CD FRANZ LISZT: SARDANAPALO – Uraufführung eines Opernfragments – Staatskapelle Weimar, Kirill Karabits; AUDITE

 

Liszt als Opernkomponist ist ja so eine Sache. Auf jeden Fall hegte Liszt – was den Output anlangt – eine unerwiderte Liebe zur Gattung Oper. Der kühne Klaviervirtuose hat sich mit etlichen Stoffen intensiv in der Absicht auseinandergesetzt, sie einmal als Oper zu verwerten: Etwa mit „Le Corsaire“ (Lord Byron), „Spartacus“ (Oscar Wolff), „Semele“ (Schiller) oder „Marguerite“ (Goethe). Diese Projekte sind im Sand verlaufen. 

Bei diesemStoff ist es mehr geworden als schöne Absicht und Träumerei: Gerade einmal 111 Seiten umfasst das von Liszt im Skizzenbuch N4 hinterlassene Manuskript zum ersten Akt des „Sardanapalo“, das ergibt ca. 45 Minuten Musik. Dann gab er auf. Das zeugt von keiner großen Zielstrebigkeit, wenn ein Vergleich mit anderen Komponisten italienischer Musikdramen der Zeit bemüht werden soll.  Oder anders gesagt, das Ergebnis ist in etwa so, wie  wenn Delacroix nur ein Drittel seiner bildmächtigen Todesvision des “Sardanapalo” fertig gekriegt hätte. 
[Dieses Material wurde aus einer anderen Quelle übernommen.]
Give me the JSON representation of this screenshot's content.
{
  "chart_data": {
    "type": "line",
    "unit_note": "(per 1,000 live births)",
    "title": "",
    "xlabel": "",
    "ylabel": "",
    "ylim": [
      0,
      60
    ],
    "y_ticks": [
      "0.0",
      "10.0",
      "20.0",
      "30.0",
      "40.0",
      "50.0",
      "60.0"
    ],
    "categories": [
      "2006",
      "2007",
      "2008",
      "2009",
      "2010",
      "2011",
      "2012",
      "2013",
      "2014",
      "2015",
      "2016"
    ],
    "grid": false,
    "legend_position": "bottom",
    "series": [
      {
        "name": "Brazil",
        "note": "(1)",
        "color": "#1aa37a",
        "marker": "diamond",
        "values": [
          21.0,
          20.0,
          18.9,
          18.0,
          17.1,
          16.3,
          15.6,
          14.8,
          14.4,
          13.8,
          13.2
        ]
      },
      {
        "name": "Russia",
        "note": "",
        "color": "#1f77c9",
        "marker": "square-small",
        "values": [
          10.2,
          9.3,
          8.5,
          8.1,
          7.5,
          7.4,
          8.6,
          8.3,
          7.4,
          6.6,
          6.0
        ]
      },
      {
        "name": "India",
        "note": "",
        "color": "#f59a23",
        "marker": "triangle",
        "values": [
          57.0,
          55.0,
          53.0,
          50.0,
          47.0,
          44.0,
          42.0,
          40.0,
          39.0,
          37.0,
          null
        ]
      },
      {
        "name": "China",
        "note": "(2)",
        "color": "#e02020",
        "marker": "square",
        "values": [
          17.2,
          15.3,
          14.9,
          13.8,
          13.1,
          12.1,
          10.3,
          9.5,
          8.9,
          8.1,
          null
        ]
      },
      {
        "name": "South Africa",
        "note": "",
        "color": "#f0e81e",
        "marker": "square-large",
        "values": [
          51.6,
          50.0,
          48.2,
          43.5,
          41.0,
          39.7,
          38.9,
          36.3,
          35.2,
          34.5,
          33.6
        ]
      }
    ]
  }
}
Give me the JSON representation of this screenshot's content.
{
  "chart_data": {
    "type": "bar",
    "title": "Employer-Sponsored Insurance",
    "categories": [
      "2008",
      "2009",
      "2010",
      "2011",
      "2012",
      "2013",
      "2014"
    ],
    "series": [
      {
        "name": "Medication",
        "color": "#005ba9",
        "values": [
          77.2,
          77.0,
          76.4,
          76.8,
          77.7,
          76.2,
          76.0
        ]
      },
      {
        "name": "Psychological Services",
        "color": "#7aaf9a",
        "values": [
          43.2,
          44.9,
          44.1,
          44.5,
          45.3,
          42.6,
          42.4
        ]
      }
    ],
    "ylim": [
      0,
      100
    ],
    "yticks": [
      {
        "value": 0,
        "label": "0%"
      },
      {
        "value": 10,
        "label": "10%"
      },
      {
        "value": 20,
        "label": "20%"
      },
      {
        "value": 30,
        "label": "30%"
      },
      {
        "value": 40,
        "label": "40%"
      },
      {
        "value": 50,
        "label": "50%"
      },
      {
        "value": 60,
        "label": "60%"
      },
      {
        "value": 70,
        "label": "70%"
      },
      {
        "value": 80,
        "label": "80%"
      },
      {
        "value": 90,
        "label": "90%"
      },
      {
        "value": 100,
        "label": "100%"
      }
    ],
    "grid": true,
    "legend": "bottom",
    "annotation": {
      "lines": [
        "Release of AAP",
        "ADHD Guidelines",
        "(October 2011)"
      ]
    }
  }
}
 Die literarische Vorlage zu der in Plüsch gepackten Polit-Liebesgeschichte bildet nämlich Lord Byrons fünfaktige Tragödie „Sardanapalus“ über den eher in den Freuden sinnlichen Lebens denn im Schlachtfeld reüssierenden König des Assyrischen Reichs. Mit Krieg und schwitzenden Soldaten hatte es unser Opernheld nicht so, dafür widmete er mehr Zeit und Aufmerksamkeit seinem Harem, und hier wiederum der griechischen Sklavin Mirra. Die junge Frau ist allerdings unglücklich, weil sie der Heimat Ionien fern ist. Als dritte Person des Operntorsos tritt der chaldäische Wahrsager Beleso auf. Er rät zu Krieg, der König lässt sich widerwillig breit schlagen, die Truppen setzen sich zu einem Orchestermarsch in Bewegung. Aus, Schluss. 170 Jahre hat es gedauert, bis die Musik editiert und in Weimar im August 2018 uraufgeführt wurde. 

 

Die Musik ist in Form eines Klavierauszugs erhalten. Liszts Schüler und Assistent Joachim Raff sollte die Orchestrierung übernehmen. Über Skizzen kam es aber nie hinaus. Die Komplettierung der Partitur ist dem Musikologen David Trippett zu verdanken. Die offenen Figurationen in der Begleitung holte er sich aus der Schatztruhe der italienischen Belcanto-Schule. Es gelang Trippett, die Musik auf Basis von Liszts eigenen Hinweisen zu orchestrieren, orientiert an seinen Sinfonischen Dichtungen und den Opernpartituren, die Liszt in den frühen 1850-er Jahren studiert hatte. Wer mehr darüber wissen will, kann eine informative Videodokumentation der Cambridge University zur Rekonstruktion bei Youtube ansehen. Link: https://www.youtube.com/watch?v=-Iq5CMNrHNU

 

Verdi, Bellini, Berlioz, Meyerbeer und Wagner standen an Liszts Opernwiege. Die effektvolle und gekonnt gestrickte Musik zu “Sardanapalo” ist ein wildes Aneignungs-Amalgam und steht ganz in der Nachfolge der Operntraditionen Mitte des 19. Jahrhunderts. Extrem traurig bin ich nicht darüber, dass Liszt seine Opernambitionen final aufgab. Eine vermutete Begründung seines Scheiterns mit “Sardanapalo” war, dass der anonyme (!) Librettist die Akte zwei und drei nicht geliefert haben soll.  Auch Wagner konnte Liszt nicht von seinem musikdramatischen Schaffenspotential überzeugen. „Nun aber zeige uns volends den ganzen löwen!“ Ich glaube eher, dass Liszt das ganze Opern-Unterfangen arg geplagt hat und er sich die Mühe nicht weiter antun wollte. Die Schwächen der handwerklich geschickt montierten Partitur zu “Sardanapalo” offenbaren sich erst im direkten Vergleich zu Liszts visionärem Klavierschaffen.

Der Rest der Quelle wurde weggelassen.